There have been two articles in the last week that at first seem disparate, but which both speak to the same concern I have for education. The first describes the City of New York's system for assessing and ranking its schools throughout the five boroughs. The second reveals that removing soda machines from schools does little to curb students' consumption of it. At the heart of both is an inherent forgetfulness that schooling is nothing if students don't take it out into the world with them. School, remember, isn't about school.
The City's report card system for assessing the effectiveness of its schools uses a multi-layered, extensive process that includes test scores on math and literacy, assessors of quality (consultants from England...Cambridge, I think) who spend a few days interviewing members of staff and students, touring classrooms, and greatly following a regimen prescribed by the principal. Parents are also surveyed. In the words of the grading system's creator, it is "the only school-accountability system in the country where the results could not be predicted by poverty or race, since all results are adjusted based on demographic peer performance. He also said that, analyzing the data, school size and class size do not appear to be important factors affecting progress on test scores." That all sounds wonderful. However, there are many flaws to it. I'll leave it to the numerous critics of the system to spell out most of these flaws. I'd like to add one I've not heard.
The underlying problem of the school-accountability system is that it focuses on the schools. Granted, there is a need to ensure certain functionality--school culture, safety, teacher experience. But, what happens when students leave school? Do they read at home or on the train in the morning? Do they speak about politics or literature with friends online at night? The measure of education shouldn't be just what happens in school--it's much more about what students take with them when the academic doors shut behind them. They are only in school (at a very generous estimate) for seven hours a day, five days a week, ten months out of the year. What of their schooling follows them for the other seventeen hours per day, two days a week, and two months? Well, they are drinking soda, apparently.
The soda machine article supports this idea that school is about non-school. It would be reasonable to think that if soda machines are taken out of schools--where students spend chunks of their lives--there would be a decline in the drink's use. But this isn't the case. It's not the case because, though we shudder to think it, students are only students when they are in school. Otherwise, they are live, breathing, decision-making human beings.

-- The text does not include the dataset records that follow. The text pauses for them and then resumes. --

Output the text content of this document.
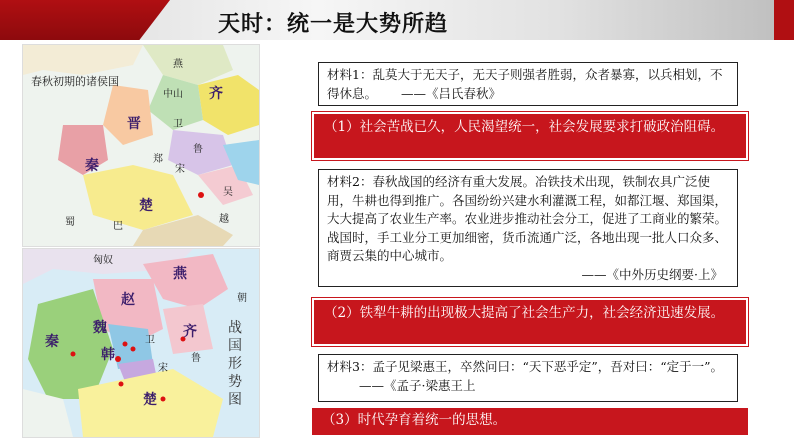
天时：统一是大势所趋
春秋初期的诸侯国
齐
晋
秦
楚
吴
越
燕
鲁
宋
郑
卫
蜀	巴
中山
燕
赵
魏
韩
秦
楚
齐
宋
卫
鲁
匈奴
朝
战国形势图
材料1：乱莫大于无天子，无天子则强者胜弱，众者暴寡，以兵相划，不得休息。 ——《吕氏春秋》
（1）社会苦战已久，人民渴望统一，社会发展要求打破政治阻碍。
材料2：春秋战国的经济有重大发展。冶铁技术出现，铁制农具广泛使用，牛耕也得到推广。各国纷纷兴建水利灌溉工程，如都江堰、郑国渠，大大提高了农业生产率。农业进步推动社会分工，促进了工商业的繁荣。战国时，手工业分工更加细密，货币流通广泛，各地出现一批人口众多、商贾云集的中心城市。
——《中外历史纲要·上》
（2）铁犁牛耕的出现极大提高了社会生产力，社会经济迅速发展。
材料3：孟子见梁惠王，卒然问曰：“天下恶乎定”，吾对曰：“定于一”。——《孟子·梁惠王上
（3）时代孕育着统一的思想。
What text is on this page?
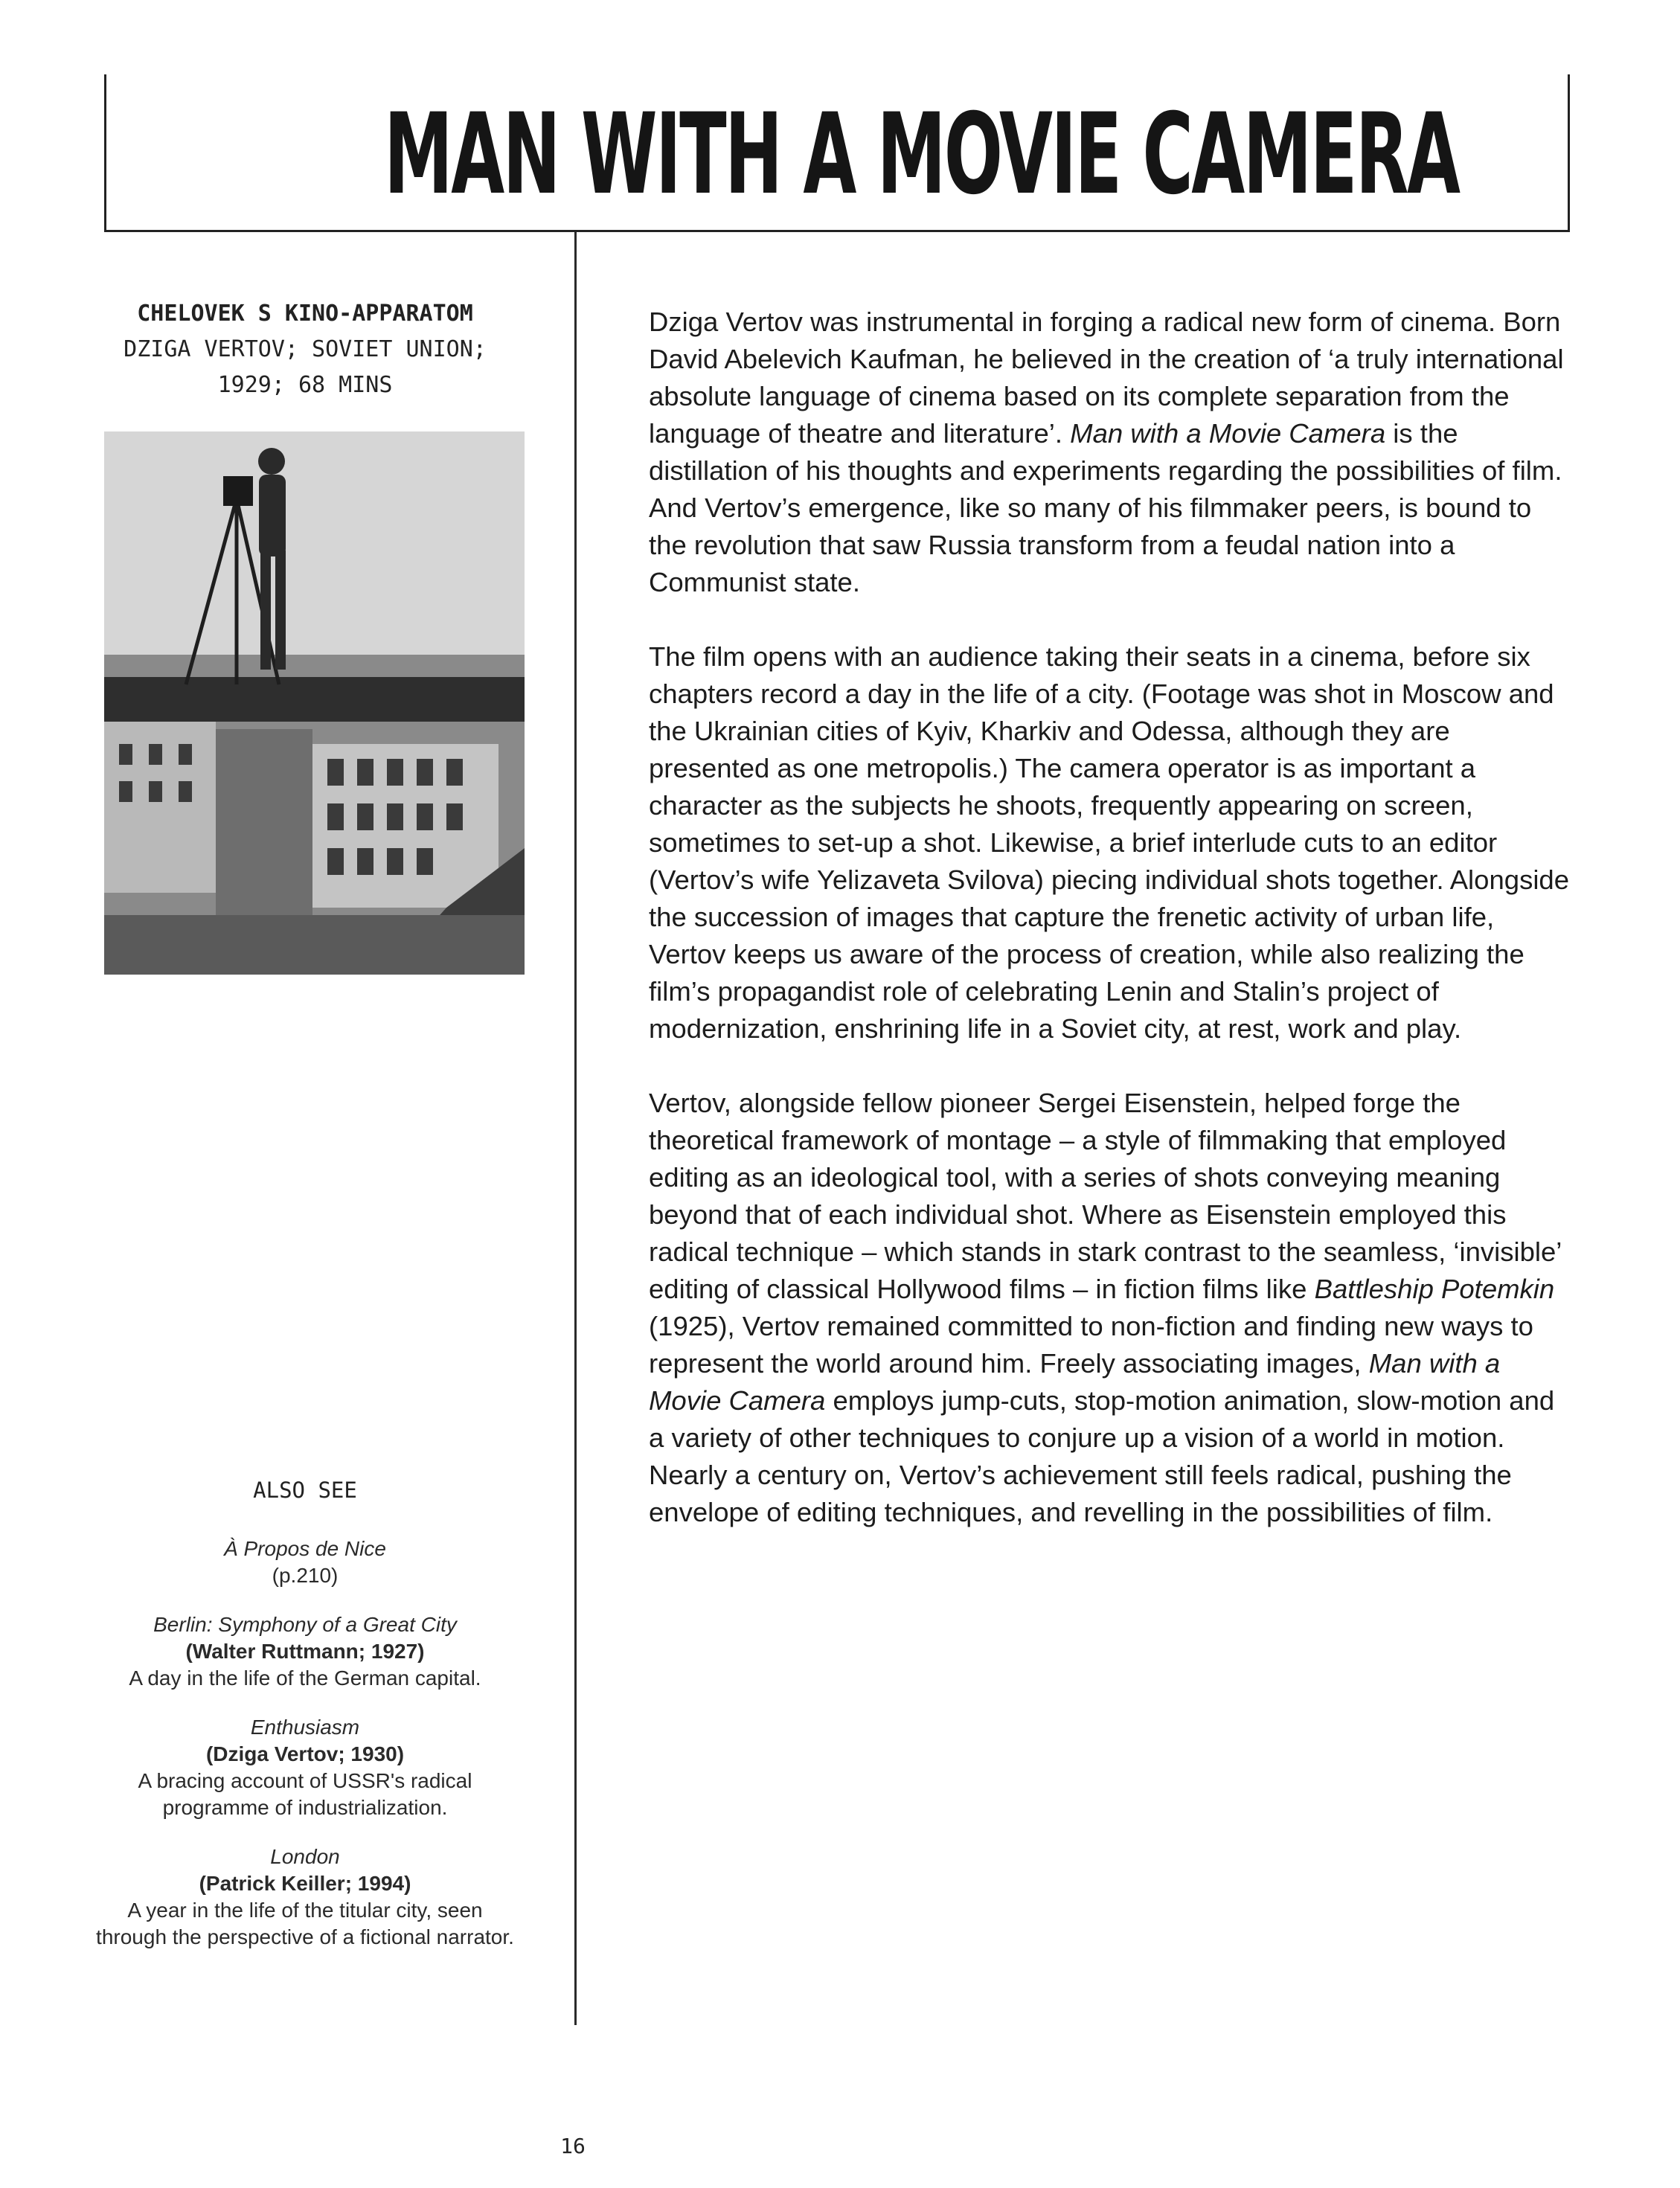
MAN WITH A MOVIE CAMERA
CHELOVEK S KINO-APPARATOM
DZIGA VERTOV; SOVIET UNION;
1929; 68 MINS
ALSO SEE
À Propos de Nice
(p.210)
Berlin: Symphony of a Great City
(Walter Ruttmann; 1927)
A day in the life of the German capital.
Enthusiasm
(Dziga Vertov; 1930)
A bracing account of USSR's radical programme of industrialization.
London
(Patrick Keiller; 1994)
A year in the life of the titular city, seen through the perspective of a fictional narrator.

Dziga Vertov was instrumental in forging a radical new form of cinema. Born David Abelevich Kaufman, he believed in the creation of ‘a truly international absolute language of cinema based on its complete separation from the language of theatre and literature’. Man with a Movie Camera is the distillation of his thoughts and experiments regarding the possibilities of film. And Vertov’s emergence, like so many of his filmmaker peers, is bound to the revolution that saw Russia transform from a feudal nation into a Communist state.

The film opens with an audience taking their seats in a cinema, before six chapters record a day in the life of a city. (Footage was shot in Moscow and the Ukrainian cities of Kyiv, Kharkiv and Odessa, although they are presented as one metropolis.) The camera operator is as important a character as the subjects he shoots, frequently appearing on screen, sometimes to set-up a shot. Likewise, a brief interlude cuts to an editor (Vertov’s wife Yelizaveta Svilova) piecing individual shots together. Alongside the succession of images that capture the frenetic activity of urban life, Vertov keeps us aware of the process of creation, while also realizing the film’s propagandist role of celebrating Lenin and Stalin’s project of modernization, enshrining life in a Soviet city, at rest, work and play.

Vertov, alongside fellow pioneer Sergei Eisenstein, helped forge the theoretical framework of montage – a style of filmmaking that employed editing as an ideological tool, with a series of shots conveying meaning beyond that of each individual shot. Where as Eisenstein employed this radical technique – which stands in stark contrast to the seamless, ‘invisible’ editing of classical Hollywood films – in fiction films like Battleship Potemkin (1925), Vertov remained committed to non-fiction and finding new ways to represent the world around him. Freely associating images, Man with a Movie Camera employs jump-cuts, stop-motion animation, slow-motion and a variety of other techniques to conjure up a vision of a world in motion. Nearly a century on, Vertov’s achievement still feels radical, pushing the envelope of editing techniques, and revelling in the possibilities of film.

16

Schools must do a better job, and teachers especially, at making students find the meaning of school outside of school. Some researchers have already begun trying to do this. Elizabeth Birr Moje, as one example of many, has studied how students conflate the various spaces they encounter each day: school and non-school especially. Another researcher, Lalitha Vasudevan, studies young people's use of multi-modal literacies, which seem to both serve and subvert institutions like school and home. These researchers need help, however, from the classroom.
I would add that teachers must take up the charge to confront the internecine role-playing that goes on within school walls: the role of teacher and the role of student. We must move beyond the facade of report cards and become much more serious about our work as educators. We, as pedagogues, have a lot to learn from soda pop.